La S.C.I EVORAL a fait délivrer le 30 mai 2023 à Monsieur [G] [O] un commandement de payer les loyers échus pour un arriéré de 1 122,25 €.
Par courrier électronique avec accusé de réception du 31 mai 2023, la S.C.I EVORAL a saisi la Commission de Coordination des Actions de Prévention des Expulsions Locatives (CCAPEX) de l’existence d’impayés de loyers, en application du décret n° 2015-1384 du 30 octobre 2015.
La S.C.I EVORAL a fait délivrer le 16 octobre 2023 à Monsieur [G] [O] un itératif commandement de payer les loyers échus pour un arriéré de 1 083,00 €.
Par courrier électronique avec accusé de réception du 17 octobre 2023, la S.C.I EVORAL a saisi la Commission de Coordination des Actions de Prévention des Expulsions Locatives (CCAPEX) de l’existence d’impayés de loyers, en application du décret n° 2015-1384 du 30 octobre 2015.
La S.C.I EVORAL a fait délivrer le 15 novembre 2023 à Monsieur [G] [O] un congé pour vendre effectif à compter du 31 mai 2024.
La S.C.I EVORAL a fait délivrer le 9 juillet 2024 à Monsieur [G] [O] :
une sommation de déguerpir ;un commandement de payer les loyers échus pour un arriéré de 1 958,00 euros.

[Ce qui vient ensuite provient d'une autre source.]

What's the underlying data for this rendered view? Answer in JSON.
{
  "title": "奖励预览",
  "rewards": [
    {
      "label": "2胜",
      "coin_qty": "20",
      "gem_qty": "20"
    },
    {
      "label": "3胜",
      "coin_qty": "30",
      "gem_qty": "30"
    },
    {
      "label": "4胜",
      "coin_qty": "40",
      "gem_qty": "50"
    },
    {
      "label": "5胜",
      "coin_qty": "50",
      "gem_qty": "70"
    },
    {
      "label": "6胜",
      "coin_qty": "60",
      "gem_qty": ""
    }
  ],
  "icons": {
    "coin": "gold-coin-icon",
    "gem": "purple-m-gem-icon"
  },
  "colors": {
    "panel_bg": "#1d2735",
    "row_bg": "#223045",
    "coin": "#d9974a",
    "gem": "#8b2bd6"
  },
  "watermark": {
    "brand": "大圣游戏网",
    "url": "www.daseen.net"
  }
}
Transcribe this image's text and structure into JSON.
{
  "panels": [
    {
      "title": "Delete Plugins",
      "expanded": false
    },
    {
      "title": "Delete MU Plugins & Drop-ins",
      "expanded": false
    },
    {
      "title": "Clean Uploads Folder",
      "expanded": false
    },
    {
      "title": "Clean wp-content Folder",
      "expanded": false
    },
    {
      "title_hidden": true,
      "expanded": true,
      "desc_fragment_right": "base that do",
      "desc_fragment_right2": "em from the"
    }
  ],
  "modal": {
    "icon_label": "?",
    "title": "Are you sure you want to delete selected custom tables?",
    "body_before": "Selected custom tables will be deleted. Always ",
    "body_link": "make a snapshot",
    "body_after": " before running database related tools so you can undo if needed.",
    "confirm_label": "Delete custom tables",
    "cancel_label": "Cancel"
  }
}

Suivant assignation délivrée par commissaire de justice le 21 octobre 2024 et signifiée par dépôt à étude, la S.C.I EVORAL a attrait Monsieur [G] [O] devant le juge des contentieux de la protection près le tribunal judiciaire de Saint-Étienne, aux fins :
— de déclarer recevable le congé régularisé le 15 novembre 2023 ;
— de déclarer Monsieur [G] [O] occupant sans droit ni titre ;
— d’ordonner l’expulsion de Monsieur [G] [O] ;
— de condamner Monsieur [G] [O] au paiement des sommes suivantes :
2 333,00 € au titre de sa créance locative arrêtée au 30 septembre 2024, somme à parfaire le jour de l’audience, outre intérêts au taux légal ;une indemnité mensuelle d’occupation équivalente à deux fois le montant du loyer plus charges dues et en subissant les augmentations légales jusqu’au départ effectif des lieux ;800,00 € au titre de l’article 700 du code de procédure civile ;des entiers dépens.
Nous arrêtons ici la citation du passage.